La réalité est aussi que les services de renseignements et les forces de l’ordre russes ont failli au Crocus City Hall. Les terroristes ont pu massacrer des innocents plusieurs heures durant au vu et au su des caméras, sans masques, et repartir au volant de la voiture à bord de laquelle ils s’étaient rendus sur les lieux en empruntant une autoroute ultra surveillée. Arrêtés dans la région de Bryansk, ils sont ensuite passés aux aveux express après avoir été vraisemblablement torturés, l’un d’entre eux ayant été forcé à manger l’une de ses oreilles coupées sous l’œil des caméras, admettant finalement avoir fomenté une opération suicide dans l’optique de gagner l’équivalent en roubles de 11 000 euros… Ca ne tient pas. Sur place, la police n’a pas tiré un coup de feu. La vérité est que la police russe a été débordée et était insuffisamment préparée à une telle attaque. Le Kremlin, à commencer par le vice-président Medvedev qui a accusé l’Ukraine de complicité, ne veut pas assumer ses responsabilités et tente de profiter du brouillard informationnel habituel que ses mensonges permanents amènent. Comme l’a très justement déclaré François Hollande : « Certains suspects parmi les personnes interpellées avoueront, sans doute sous la torture, qu’ils voulaient fuir en Ukraine et nieront leurs liens avec Daech. Car Poutine voudra mettre cette atrocité au service de sa guerre contre l’Ukraine. » Il n’est qu’à voir l’acharnement mis par les terroristes pour être bien certains que leurs actes cruels leur soient attribués à eux et rien qu’à eux, notamment avec la diffusion d’une vidéo en caméra embarquée d’une extrême brutalité.
La Russie ayant fait du faux un moment du vrai, il est malheureusement à craindre que ses contre-vérités ne soient crues par beaucoup. Elle alimente aussi légitimement la suspicion de ses adversaires, qui faisant référence à des évènements passés comme l’empoisonnement de Timochenko ou les attentats possiblement sous faux drapeaux tchétchène de la fin des années 90, les pensent capables d’avoir provoqué un attentat. Pourtant, il semblerait bien que cette cellule de l’Etat islamique ait la Russie dans son viseur depuis longtemps. Ça ne fait pas les affaires de Vladimir Poutine, pas plus que celle de son peuple ou les nôtres, mais c’est ainsi.

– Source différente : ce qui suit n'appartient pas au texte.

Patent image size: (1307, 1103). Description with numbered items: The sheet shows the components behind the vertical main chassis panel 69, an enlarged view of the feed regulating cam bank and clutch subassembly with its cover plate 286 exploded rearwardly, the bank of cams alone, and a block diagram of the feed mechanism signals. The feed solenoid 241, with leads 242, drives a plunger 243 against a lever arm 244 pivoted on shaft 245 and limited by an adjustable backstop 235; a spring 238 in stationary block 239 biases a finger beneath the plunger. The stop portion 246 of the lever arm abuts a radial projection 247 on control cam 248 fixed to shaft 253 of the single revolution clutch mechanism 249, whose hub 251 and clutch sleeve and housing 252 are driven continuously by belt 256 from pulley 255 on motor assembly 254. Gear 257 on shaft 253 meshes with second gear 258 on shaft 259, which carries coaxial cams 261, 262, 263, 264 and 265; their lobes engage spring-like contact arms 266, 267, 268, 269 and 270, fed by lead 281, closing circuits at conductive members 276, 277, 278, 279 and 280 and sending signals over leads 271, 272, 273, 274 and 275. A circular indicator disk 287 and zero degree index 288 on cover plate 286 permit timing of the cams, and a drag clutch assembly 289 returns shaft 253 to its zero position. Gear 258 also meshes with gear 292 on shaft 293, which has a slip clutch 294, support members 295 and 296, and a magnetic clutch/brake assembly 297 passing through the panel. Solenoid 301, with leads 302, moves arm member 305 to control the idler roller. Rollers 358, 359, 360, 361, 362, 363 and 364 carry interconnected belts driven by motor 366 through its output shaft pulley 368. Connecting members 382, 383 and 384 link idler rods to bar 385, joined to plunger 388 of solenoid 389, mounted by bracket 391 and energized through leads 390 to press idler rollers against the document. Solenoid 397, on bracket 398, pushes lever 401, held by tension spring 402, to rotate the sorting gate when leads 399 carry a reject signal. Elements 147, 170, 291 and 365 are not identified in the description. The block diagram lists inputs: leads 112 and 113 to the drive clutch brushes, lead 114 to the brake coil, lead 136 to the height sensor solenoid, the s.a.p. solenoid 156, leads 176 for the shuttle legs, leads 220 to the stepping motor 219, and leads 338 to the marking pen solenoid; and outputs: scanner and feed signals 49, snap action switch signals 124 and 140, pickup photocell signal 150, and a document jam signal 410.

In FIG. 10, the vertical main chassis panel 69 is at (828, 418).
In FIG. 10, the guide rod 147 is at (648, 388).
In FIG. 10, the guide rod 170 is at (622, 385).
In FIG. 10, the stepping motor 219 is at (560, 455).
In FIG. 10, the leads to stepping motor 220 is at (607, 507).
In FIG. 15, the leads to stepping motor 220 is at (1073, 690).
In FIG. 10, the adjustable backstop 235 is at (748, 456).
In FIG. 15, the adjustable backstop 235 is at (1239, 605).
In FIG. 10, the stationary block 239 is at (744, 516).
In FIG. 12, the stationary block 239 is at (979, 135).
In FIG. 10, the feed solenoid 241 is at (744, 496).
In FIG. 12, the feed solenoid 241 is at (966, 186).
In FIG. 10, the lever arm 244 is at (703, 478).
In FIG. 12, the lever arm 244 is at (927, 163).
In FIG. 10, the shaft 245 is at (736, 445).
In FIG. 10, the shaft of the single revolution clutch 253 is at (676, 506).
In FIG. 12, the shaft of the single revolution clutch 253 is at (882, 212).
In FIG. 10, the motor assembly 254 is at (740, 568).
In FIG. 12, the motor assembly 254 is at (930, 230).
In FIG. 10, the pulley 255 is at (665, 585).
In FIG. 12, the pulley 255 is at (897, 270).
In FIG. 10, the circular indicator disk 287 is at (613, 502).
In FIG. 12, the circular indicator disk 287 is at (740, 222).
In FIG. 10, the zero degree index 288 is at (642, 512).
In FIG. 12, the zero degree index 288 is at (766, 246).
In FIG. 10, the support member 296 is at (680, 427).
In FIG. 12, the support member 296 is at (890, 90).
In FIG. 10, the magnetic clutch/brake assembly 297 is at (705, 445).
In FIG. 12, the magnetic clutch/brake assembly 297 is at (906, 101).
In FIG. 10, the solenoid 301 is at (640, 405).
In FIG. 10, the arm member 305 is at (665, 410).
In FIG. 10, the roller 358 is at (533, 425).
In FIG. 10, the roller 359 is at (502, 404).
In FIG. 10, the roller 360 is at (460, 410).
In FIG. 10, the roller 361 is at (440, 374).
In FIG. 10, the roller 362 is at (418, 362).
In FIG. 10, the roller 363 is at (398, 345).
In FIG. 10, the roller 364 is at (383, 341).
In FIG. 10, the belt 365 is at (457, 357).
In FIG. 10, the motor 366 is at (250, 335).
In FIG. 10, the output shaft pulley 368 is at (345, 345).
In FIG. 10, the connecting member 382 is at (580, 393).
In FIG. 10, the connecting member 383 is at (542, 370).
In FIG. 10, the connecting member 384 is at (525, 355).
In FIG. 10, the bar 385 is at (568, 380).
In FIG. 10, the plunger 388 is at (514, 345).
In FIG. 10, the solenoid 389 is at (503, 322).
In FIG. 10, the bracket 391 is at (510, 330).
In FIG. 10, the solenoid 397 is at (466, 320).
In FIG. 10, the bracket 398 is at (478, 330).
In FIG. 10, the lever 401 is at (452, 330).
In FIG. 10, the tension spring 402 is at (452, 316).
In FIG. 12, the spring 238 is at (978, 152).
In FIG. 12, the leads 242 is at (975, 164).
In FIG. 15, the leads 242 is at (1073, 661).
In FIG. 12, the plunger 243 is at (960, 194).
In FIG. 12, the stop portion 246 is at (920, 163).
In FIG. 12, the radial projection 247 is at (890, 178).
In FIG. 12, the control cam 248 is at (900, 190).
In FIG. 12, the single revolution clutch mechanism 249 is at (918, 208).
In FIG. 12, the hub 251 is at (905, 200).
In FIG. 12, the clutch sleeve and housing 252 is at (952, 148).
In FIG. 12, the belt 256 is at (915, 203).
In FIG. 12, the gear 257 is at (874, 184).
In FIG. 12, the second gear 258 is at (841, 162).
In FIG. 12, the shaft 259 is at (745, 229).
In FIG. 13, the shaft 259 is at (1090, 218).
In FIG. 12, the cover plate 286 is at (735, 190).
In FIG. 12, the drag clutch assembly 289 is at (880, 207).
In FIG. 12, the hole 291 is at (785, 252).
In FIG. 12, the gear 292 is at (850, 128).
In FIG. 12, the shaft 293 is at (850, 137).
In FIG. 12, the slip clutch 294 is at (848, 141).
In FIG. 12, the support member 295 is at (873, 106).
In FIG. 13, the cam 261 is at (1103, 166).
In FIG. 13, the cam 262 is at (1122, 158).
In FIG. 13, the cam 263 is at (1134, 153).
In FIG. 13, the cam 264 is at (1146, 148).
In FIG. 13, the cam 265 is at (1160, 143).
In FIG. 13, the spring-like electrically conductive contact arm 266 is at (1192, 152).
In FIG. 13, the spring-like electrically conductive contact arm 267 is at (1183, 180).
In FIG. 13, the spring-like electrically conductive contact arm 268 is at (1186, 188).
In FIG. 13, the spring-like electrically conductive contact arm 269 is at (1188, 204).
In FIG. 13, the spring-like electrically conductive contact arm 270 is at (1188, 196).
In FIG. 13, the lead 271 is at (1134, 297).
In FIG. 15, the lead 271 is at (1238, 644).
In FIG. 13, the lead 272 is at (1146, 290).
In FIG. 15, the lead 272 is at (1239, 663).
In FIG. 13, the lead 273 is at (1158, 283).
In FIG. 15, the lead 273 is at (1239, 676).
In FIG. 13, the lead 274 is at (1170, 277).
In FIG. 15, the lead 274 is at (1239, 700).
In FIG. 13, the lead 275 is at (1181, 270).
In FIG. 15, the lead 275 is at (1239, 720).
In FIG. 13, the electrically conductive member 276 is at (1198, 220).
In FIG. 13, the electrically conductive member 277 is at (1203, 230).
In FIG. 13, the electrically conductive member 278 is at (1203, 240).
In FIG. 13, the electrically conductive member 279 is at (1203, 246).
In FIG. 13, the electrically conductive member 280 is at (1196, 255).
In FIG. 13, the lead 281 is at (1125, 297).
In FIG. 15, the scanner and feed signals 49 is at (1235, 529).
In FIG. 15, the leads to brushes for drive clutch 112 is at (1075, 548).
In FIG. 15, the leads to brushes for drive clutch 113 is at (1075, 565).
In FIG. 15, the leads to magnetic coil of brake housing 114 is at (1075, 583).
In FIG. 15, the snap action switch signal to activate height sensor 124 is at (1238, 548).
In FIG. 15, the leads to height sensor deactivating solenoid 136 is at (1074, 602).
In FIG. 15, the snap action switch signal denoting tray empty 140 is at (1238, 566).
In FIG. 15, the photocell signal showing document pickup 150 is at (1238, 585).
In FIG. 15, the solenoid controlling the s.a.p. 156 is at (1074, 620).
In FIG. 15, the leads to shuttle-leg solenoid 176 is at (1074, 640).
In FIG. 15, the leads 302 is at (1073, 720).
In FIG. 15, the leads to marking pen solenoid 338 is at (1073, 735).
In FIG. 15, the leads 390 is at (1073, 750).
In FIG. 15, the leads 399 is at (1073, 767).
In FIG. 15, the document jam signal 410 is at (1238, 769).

Reste que la lecture partielle et partiale de certains commentateurs qui se sont empressés de dire que le véritable ennemi n’était pas la Russie mais l’islamisme est toute aussi fausse.
Les deux entités sont aussi dangereuses l’une que l’autre. Les atermoiements russes et le flou entretenu autour de ce cas tragique permettent d’ailleurs de mesurer l’irresponsabilité de ce régime.